Burd moved to the Milwaukee area as a child and attended Pewaukee High School. Because his mother worked at Carroll College (now Carroll University), Burd earned his bachelor’s degree there tuition-free.

He then enrolled at UWM, where he earned a master’s degree in economics in 1973. Like many UWM students then and now, Burd paid for his graduate education himself, so proximity was a plus. He still draws on his UWM experience and still remains friends with Eric Schenker, who was his adviser back then and is now a professor emeritus.

“I think the work ethic in the Midwest is special,” Burd says, “and I feel very fortunate to have gone to UWM, which reinforced that.”

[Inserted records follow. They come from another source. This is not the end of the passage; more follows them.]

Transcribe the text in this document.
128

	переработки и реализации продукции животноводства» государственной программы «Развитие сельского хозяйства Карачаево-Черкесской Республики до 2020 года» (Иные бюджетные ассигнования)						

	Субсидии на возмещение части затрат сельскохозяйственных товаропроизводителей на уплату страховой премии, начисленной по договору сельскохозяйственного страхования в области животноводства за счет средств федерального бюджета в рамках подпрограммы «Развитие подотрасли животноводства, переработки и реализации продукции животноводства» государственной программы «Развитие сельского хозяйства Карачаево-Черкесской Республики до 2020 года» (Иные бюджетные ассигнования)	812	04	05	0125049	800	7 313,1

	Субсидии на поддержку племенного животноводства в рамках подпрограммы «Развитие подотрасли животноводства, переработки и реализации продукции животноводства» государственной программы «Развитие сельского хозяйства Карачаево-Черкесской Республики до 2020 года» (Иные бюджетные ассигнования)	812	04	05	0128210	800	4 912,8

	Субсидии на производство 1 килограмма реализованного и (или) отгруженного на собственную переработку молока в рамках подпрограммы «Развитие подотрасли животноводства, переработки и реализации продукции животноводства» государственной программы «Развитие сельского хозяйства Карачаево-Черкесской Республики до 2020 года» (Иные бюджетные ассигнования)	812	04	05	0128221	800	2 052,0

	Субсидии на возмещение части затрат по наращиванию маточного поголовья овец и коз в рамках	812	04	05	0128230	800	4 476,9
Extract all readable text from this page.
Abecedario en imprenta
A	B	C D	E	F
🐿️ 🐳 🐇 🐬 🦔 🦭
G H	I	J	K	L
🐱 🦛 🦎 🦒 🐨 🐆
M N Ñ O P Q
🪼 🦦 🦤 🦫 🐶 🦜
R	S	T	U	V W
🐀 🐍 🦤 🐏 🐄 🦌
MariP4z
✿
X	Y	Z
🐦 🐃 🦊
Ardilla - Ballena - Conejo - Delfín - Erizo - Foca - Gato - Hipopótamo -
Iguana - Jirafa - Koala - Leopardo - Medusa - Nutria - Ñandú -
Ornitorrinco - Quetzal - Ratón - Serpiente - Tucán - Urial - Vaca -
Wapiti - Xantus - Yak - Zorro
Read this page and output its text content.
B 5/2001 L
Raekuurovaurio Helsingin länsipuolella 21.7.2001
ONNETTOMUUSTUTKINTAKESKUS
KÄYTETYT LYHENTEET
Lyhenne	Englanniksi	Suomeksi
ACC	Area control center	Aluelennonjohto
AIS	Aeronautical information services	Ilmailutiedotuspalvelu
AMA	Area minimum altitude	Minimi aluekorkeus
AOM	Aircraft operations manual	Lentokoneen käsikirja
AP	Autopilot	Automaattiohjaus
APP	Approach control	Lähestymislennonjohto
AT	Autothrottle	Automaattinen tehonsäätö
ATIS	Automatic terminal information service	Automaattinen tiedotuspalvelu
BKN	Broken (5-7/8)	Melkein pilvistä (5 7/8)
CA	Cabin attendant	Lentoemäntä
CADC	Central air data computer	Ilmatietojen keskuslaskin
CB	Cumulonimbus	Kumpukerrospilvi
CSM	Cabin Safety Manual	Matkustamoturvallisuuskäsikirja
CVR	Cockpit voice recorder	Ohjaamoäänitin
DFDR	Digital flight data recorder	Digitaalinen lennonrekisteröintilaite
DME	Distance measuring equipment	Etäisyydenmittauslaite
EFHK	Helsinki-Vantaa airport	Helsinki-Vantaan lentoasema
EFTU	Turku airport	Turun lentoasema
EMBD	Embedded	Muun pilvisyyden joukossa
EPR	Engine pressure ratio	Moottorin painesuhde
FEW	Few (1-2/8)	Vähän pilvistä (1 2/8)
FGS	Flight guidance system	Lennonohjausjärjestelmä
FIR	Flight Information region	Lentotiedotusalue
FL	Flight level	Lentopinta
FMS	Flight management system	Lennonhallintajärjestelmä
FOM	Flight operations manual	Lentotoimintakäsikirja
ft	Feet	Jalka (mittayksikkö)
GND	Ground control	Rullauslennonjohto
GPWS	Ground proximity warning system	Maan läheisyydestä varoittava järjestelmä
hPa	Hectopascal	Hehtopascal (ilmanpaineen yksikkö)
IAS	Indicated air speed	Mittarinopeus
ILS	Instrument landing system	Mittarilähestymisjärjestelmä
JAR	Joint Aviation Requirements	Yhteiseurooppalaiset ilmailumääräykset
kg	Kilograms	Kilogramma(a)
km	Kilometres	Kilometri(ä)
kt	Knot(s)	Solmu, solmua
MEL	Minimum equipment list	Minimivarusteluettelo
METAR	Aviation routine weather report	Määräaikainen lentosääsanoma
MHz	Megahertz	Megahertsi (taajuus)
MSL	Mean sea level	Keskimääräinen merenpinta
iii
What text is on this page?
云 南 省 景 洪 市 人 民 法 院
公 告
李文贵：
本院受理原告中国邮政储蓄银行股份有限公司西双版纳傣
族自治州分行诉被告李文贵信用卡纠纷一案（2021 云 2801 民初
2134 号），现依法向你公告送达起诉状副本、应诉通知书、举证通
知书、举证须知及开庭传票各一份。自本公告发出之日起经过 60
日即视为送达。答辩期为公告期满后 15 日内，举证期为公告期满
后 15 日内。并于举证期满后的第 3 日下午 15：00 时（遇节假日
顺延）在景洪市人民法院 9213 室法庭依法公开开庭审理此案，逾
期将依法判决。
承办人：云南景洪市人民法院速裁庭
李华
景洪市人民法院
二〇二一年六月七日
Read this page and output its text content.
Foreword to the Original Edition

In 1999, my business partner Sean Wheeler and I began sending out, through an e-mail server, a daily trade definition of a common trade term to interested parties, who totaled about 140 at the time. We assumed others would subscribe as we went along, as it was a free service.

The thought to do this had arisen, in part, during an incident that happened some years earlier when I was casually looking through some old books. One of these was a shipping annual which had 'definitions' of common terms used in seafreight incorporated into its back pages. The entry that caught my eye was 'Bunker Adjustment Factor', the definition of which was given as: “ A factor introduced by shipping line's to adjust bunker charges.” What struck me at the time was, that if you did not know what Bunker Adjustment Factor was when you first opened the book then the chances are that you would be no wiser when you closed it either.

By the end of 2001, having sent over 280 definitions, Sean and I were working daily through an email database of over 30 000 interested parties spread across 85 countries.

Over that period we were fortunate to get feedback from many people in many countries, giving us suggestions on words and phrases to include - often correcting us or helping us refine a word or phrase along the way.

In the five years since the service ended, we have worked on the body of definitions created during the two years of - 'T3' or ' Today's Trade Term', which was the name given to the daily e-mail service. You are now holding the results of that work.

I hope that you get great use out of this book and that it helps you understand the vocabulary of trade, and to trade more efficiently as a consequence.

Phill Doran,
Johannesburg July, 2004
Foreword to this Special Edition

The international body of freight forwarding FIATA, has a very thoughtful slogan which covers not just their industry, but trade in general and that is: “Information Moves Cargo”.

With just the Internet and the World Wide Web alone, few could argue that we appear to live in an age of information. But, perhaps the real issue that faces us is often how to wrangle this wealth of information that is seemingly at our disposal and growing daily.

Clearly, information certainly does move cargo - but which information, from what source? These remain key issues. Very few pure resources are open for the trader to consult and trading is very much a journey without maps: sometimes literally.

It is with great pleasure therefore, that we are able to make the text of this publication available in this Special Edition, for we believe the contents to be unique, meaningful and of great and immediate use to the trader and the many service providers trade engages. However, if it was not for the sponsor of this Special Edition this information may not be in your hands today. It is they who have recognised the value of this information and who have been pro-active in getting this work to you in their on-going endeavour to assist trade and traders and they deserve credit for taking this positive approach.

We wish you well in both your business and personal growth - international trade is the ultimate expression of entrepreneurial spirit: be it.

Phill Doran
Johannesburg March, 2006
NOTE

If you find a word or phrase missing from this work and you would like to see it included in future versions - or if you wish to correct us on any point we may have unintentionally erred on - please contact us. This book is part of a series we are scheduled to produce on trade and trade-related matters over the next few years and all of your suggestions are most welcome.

After graduation, he moved to the West Coast and started his career at Southern Pacific, a miniconglomerate best known today for starting telecommunication company Sprint. By 1992, he was Safeway’s CEO.

Mr. Burd goes to Washington

Things took a turn for Burd in 2000, when he was diagnosed with prostate cancer. He was referred to a physician at the University of California-San Francisco, and he learned another lesson that fueled his passion for health care.

“At the time, if you had prostate cancer surgery, there was a 50 percent chance that you would be incontinent afterward,” Burd said. “And [my doctor’s] track record was two-tenths of 1 percent.”

Knowing such information about his doctor was clearly beneficial, but discovering useful information about medical professionals is also extremely difficult.

“You can find a 22-fold difference between the cost of services from one doctor and another, and they may share the same parking lot,” Burd said. “Consumers don’t know that.”

His cancer experience, combined with his Safeway wellness programs, put him in the center of the nation’s health care conversations. And like many high-profile business executives, Burd was invited to the White House. He used the opportunity to present his views on health care models, and also appeared before the entire U.S. Senate, speaking to each caucus separately.

“The president actually liked what we were doing,” Burd recalls. “I also became friends with a number of people in the House and Senate, including (Wisconsin U.S. Rep.) Paul Ryan. And Paul’s an economist, by the way, so he and I hit it off.”

The relationships gave him a chance to have a direct impact on public policy.

Burd and two senators, a Republican and a Democrat, chiseled out the only amendment to the Affordable Care Act that passed. Called the “Safeway Amendment,” it expanded the scope of employer-based wellness incentives.

“It was a bit unusual walking the halls of Congress, because I was someone who was not there asking for something for himself personally, not asking for something for his company,” Burd said.

“I was just there to make sure they got it right.”